KEYES: Democratic delegate Donald McEachin sponsored a bill in the House. He's African-American and the great-grandson of a North Carolina slave who moved to Virginia after the Civil War. Virginia began passing slave laws soon after the first African slaves arrived in Jamestown in 1619, and the state has a long segregationist history, including the use of poll taxes to keep blacks from voting and state-sponsored resistance to school desegregation in the 1950s and '60s.
Mr. McEACHIN: I think it's another step on the road to healing. For there to be true reconciliation there has to be an apology.
KEYES: The resolution acknowledges that the most abject apology for past wrongs cannot right them. Yet it says the sprit of true repentance on behalf of a government can promote reconciliation and healing. Virginia lawmakers battled for weeks over the precise wording of the measure. They avoided words like atonement, which some felt could lead to demands for reparations. NAACP board chairman Julian Bond says something material could have been done as well but he's glad for the symbolic gesture of regret.
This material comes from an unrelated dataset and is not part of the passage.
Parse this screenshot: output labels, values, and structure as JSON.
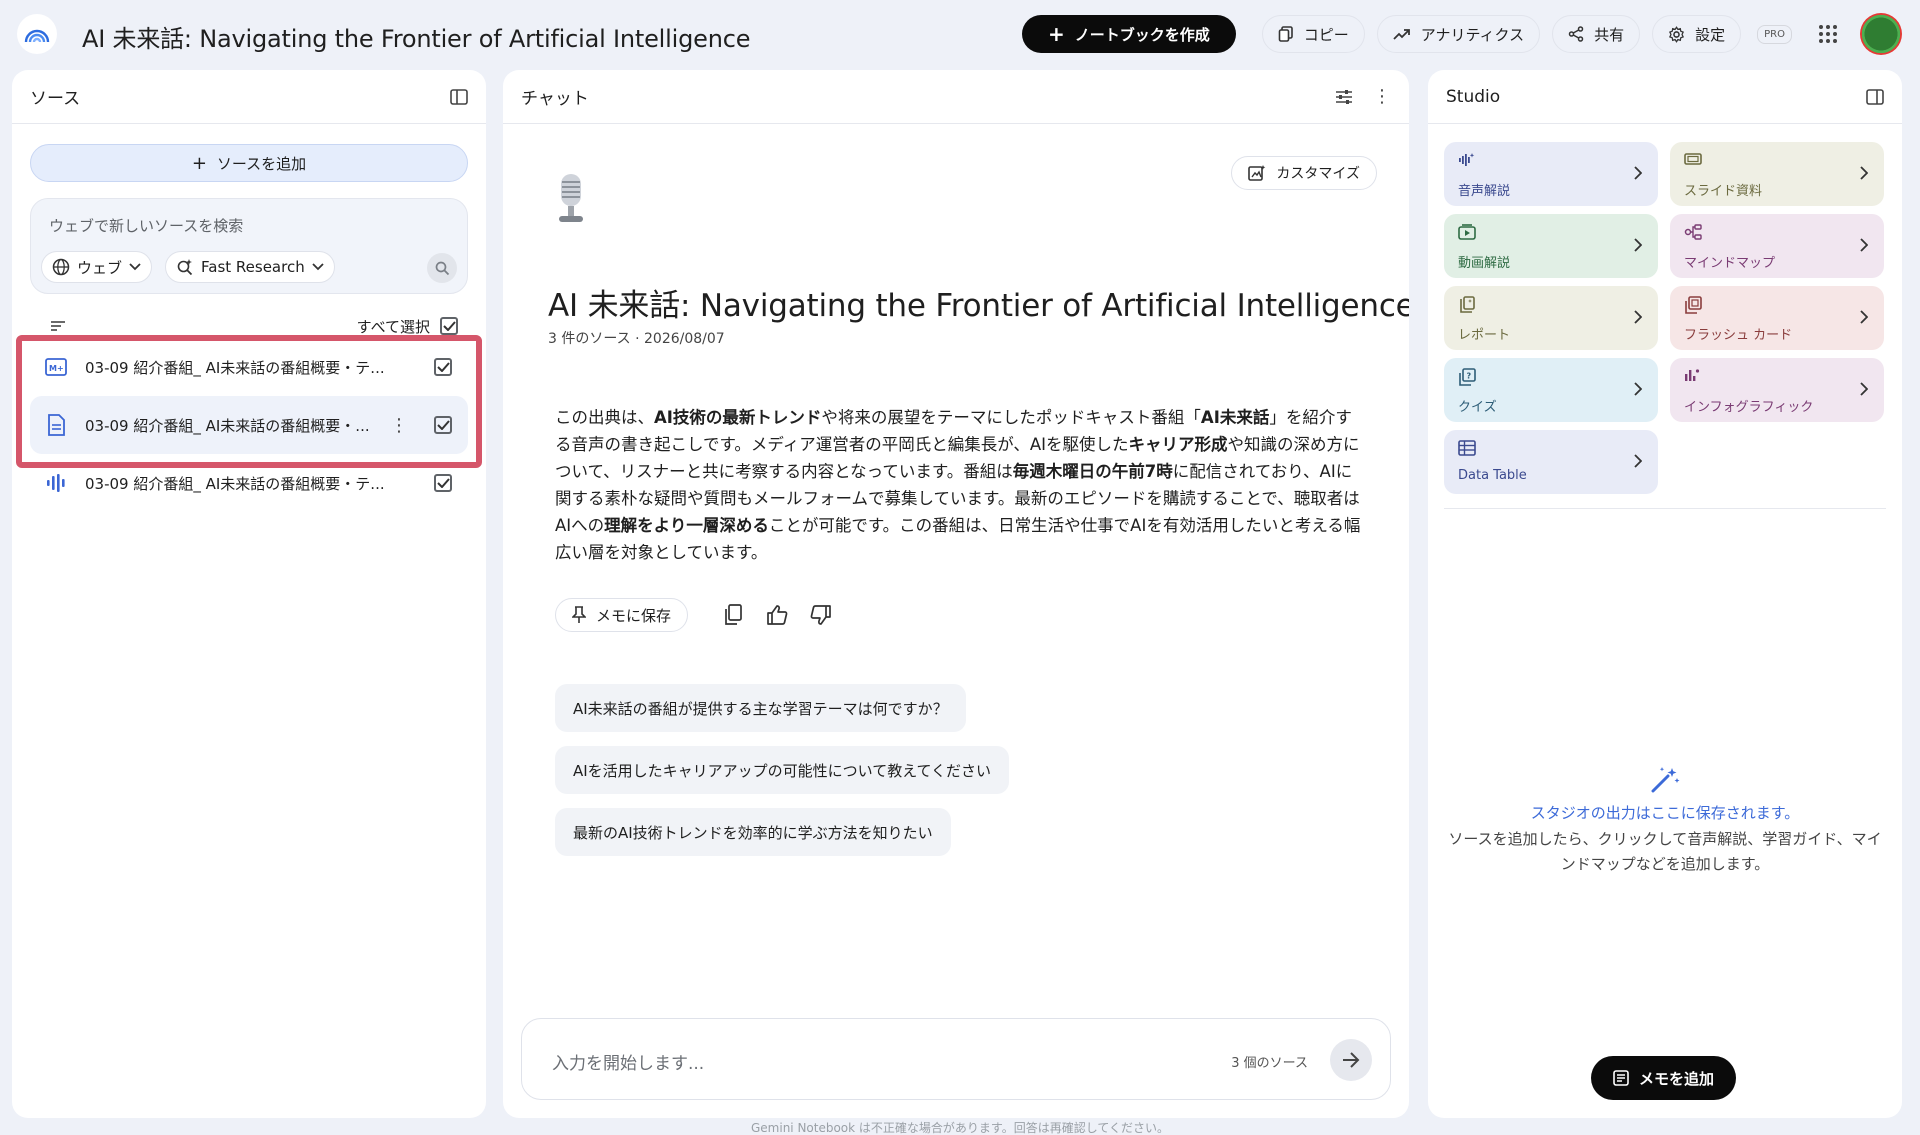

Mr. JULIAN BOND (NAACP): Virginia like all the other Southern states rose to its present position of wealth and prominence on the backs of people who worked for hundreds of years without any pay, and of course without any rights at all. And it's always seemed to me that some recompense is owed for that. I'm happy it was done, but it's not enough.
KEYES: Still, Bond says even a symbolic gesture means something.
Mr. BOND: I think you're going to see other states do something similar and that's to the good. It's always good when people say they're sorry for things that they themselves may not have done but that they benefited from.
Mr. B. FRANK ERNUS(ph) (Virginia Division of the Sons of Confederate Veterans): If anyone is going to apologize for slavery, it needs to be the world.
KEYES: B. Frank Ernus commands the Virginia Division of the Sons of Confederate Veterans.
Mr. ERNUS: The Dutch, the Spanish, the English and the United States, including the New England states, that shipped the slaves in. Not just Virginia. Why is Virginia - we're by no means the starter or end of slavery.
KEYES: But Delegate McEachin says it was appropriate that Virginia apologized, and he says words matter. And this resolution is another step in the reconciliation that needs to take place in this country. The Virginia lawmaker says legislators in three other states as well as a National Conference of State Legislators have contacted him expressing interest and similar resolutions.